R: Removing zero variance columns from each element of dataframe list

时间:2015-07-28 15:40:40

标签: r list dataframe

I split a dataframe to create a dataframe list. The dataframe list has 401 dataframes. In other words, each dataframe is identical in structure (same columns), but potentially different numbers of rows.

When I split the dataframe, I introduced 0 variance columns (colSums=0). Dataframes in the list may share 0 variance columns, or they may have totally different columns with 0 variance.

I have used the following function (from Quickly remove zero variance variables from a data.frame) to remove 0 variance columns from each dataset:

zeroVar <- function(data, useNA = 'ifany') {   out <- apply(data, 2,
function(x) {length(table(x, useNA = useNA))})   which(out==1) }

When I pass my data frame list to the function (ignoring the first two character columns of dataframe_list):

dataframe_list_zero_var_rm<-lapply(dataframe_list, function(d) d[,-zeroVar(d[,3:ncol(d)], useNA = 'no')])

No errors/flags are thrown.

However, while dataframes in dataframe_list_zero_var_rm have fewer columns than they do in dataframe_list, they still have columns that have zero variance, as revealed by:

zeroVar(dataframe_list_zero_var_rm[[1]][,3:ncol(dataframe_list_zero_var_rm)], useNA = 'no')

Passing the new dataframe to the original function shows me three columns with 0 variance which should have been removed in the first place.

This is a problem for me because I am trying to do principal components analysis on every dataframe in the list, but the zero variance columns become problematic for prcomp().

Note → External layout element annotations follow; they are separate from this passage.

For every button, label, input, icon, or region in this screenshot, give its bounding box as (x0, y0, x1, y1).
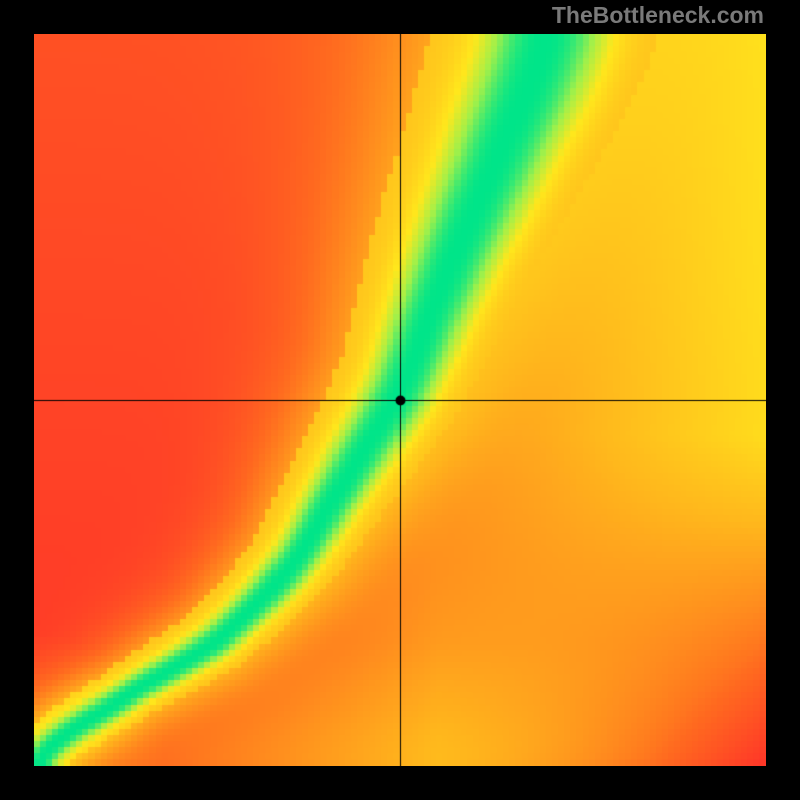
heatmap-plot (34, 34, 766, 766)
watermark-text: TheBottleneck.com (552, 2, 764, 29)
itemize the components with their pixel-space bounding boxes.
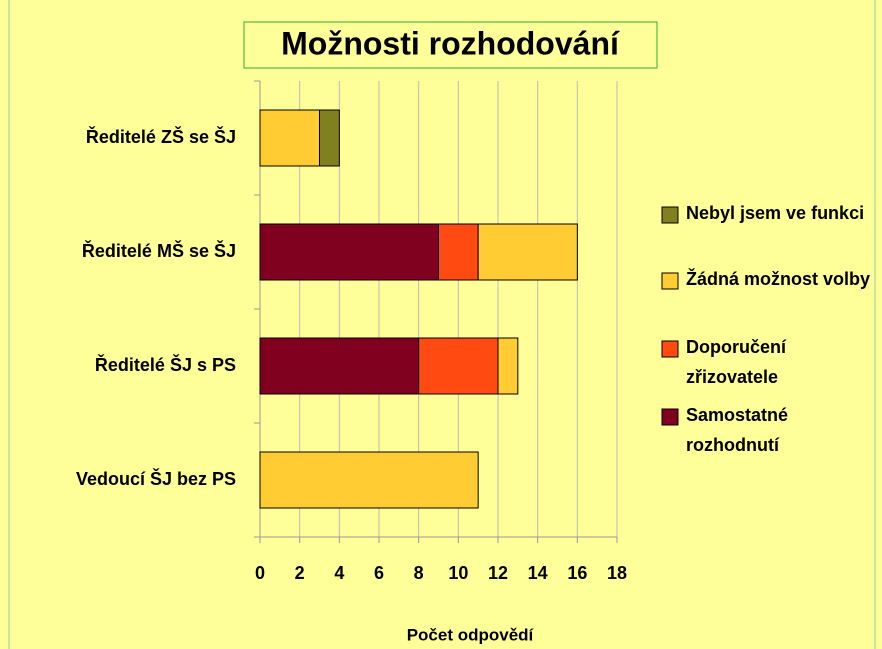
x-tick-label: 14 bbox=[528, 563, 548, 583]
x-tick-label: 8 bbox=[414, 563, 424, 583]
x-tick-label: 2 bbox=[295, 563, 305, 583]
x-axis-title: Počet odpovědí bbox=[407, 625, 535, 644]
title-box bbox=[243, 21, 658, 69]
y-tick-label: Ředitelé MŠ se ŠJ bbox=[82, 240, 236, 261]
x-tick-label: 0 bbox=[255, 563, 265, 583]
bar-segment bbox=[259, 337, 420, 395]
chart-title: Možnosti rozhodování bbox=[281, 25, 620, 61]
bar-segment bbox=[259, 223, 439, 281]
y-tick-label: Vedoucí ŠJ bez PS bbox=[76, 468, 236, 489]
bar-segment bbox=[259, 109, 320, 167]
x-tick-label: 6 bbox=[374, 563, 384, 583]
legend-label: Nebyl jsem ve funkci bbox=[686, 203, 865, 223]
bar-segment bbox=[259, 451, 479, 509]
bar-segment bbox=[418, 337, 499, 395]
chart-frame bbox=[8, 0, 876, 649]
x-tick-label: 10 bbox=[448, 563, 468, 583]
legend-swatch bbox=[661, 206, 679, 224]
x-tick-label: 12 bbox=[488, 563, 508, 583]
legend-label: Doporučení zřizovatele bbox=[686, 337, 787, 387]
y-tick-label: Ředitelé ZŠ se ŠJ bbox=[86, 126, 236, 147]
legend-swatch bbox=[661, 272, 679, 290]
x-tick-label: 18 bbox=[607, 563, 627, 583]
legend-swatch bbox=[661, 408, 679, 426]
legend-swatch bbox=[661, 340, 679, 358]
legend-label: Žádná možnost volby bbox=[686, 269, 871, 289]
bar-segment bbox=[497, 337, 519, 395]
x-tick-label: 4 bbox=[334, 563, 344, 583]
bar-segment bbox=[319, 109, 340, 167]
y-tick-label: Ředitelé ŠJ s PS bbox=[95, 354, 236, 375]
bar-segment bbox=[477, 223, 578, 281]
legend-label: Samostatné rozhodnutí bbox=[686, 405, 789, 455]
x-tick-label: 16 bbox=[567, 563, 587, 583]
bar-segment bbox=[438, 223, 479, 281]
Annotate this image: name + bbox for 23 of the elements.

My ideal solution would be a way to

  • loop through each element of the dataframe list and remove columns from each dataframe that have zero variance
  • then, loop through each element of the dataframe list and perform prcomp() on the dataframe

1 个答案:

答案 0 :(得分:1)

You can use this approach from data.table:

library(data.table)
lapply(df_list,setDT) #convert all of your data.frames to data.tables

all_pos_var<-
  lapply(df_list,function(dt){
    dt[,unlist(dt[,lapply(names(dt)[3:ncol(dt)],
                          function(x){
      if(diff(range(get(x)))!=0)x})]),with=F]})

The inner lapply gets the column names of all non-0-variance (equivalent to non-0-range) functions: lapply(names(dt),function(x)if(diff(range(get(x)))!=0)x).

The outer lapply applies this procedure to all of your data.frame/data.tables.

Test data:

set.seed(101)
dt1<-data.frame(ig1=rnorm(10),ig2=rnorm(10),
                zv1=rep(1,10),nzv2=runif(10),
                zv3=rep(2,10),nzv4=runif(10))
dt2<-data.frame(ig1=rnorm(10),ig2=rnorm(10),
                zv1=rep(3,10),nzv2=rnorm(10),
                zv3=rep(4,10),nzv4=rnorm(10),
                zv5=rep(5,10),nzv6=rnorm(10))
df_list<-list(dt1,dt2)

Only nzv* variables should be returned; indeed:

> lapply(all_pos_var,names)
[[1]]
[1] "nzv2" "nzv4"

[[2]]
[1] "nzv2" "nzv4" "nzv6"

On trying to wrap your head around double lapply:

First, try to understand what the inner lapply is doing by focusing on a single data.frame:

setDT(dt1)
rel_cols<-names(dt1)[3:ncol(dt1)]

The inner lapply is:

nzcols<-dt1[,lapply(rel_cols,function(x)if(diff(range(get(x)))!=0)x)]
> nzcols
     V1   V2
1: nzv2 nzv4

The unlist part converts nzcols to a character vector, which can then be used to subset dt1 (note that we need to use the parameter with=F when passing quoted column names to a data.table):

> dt1[,unlist(nzcols),with=F]
          nzv2       nzv4
 1: 0.43496175 0.07921225
 2: 0.44205468 0.43388945
 3: 0.76068946 0.67977425
 4: 0.33296130 0.73435624
 5: 0.39435715 0.45251087
 6: 0.23329428 0.78378572
 7: 0.07160766 0.67983554
 8: 0.91338349 0.51870365
 9: 0.77169357 0.69080575
10: 0.10753664 0.58827565

The outer lapply simply applies this procedure to all of the data.tables in df_list.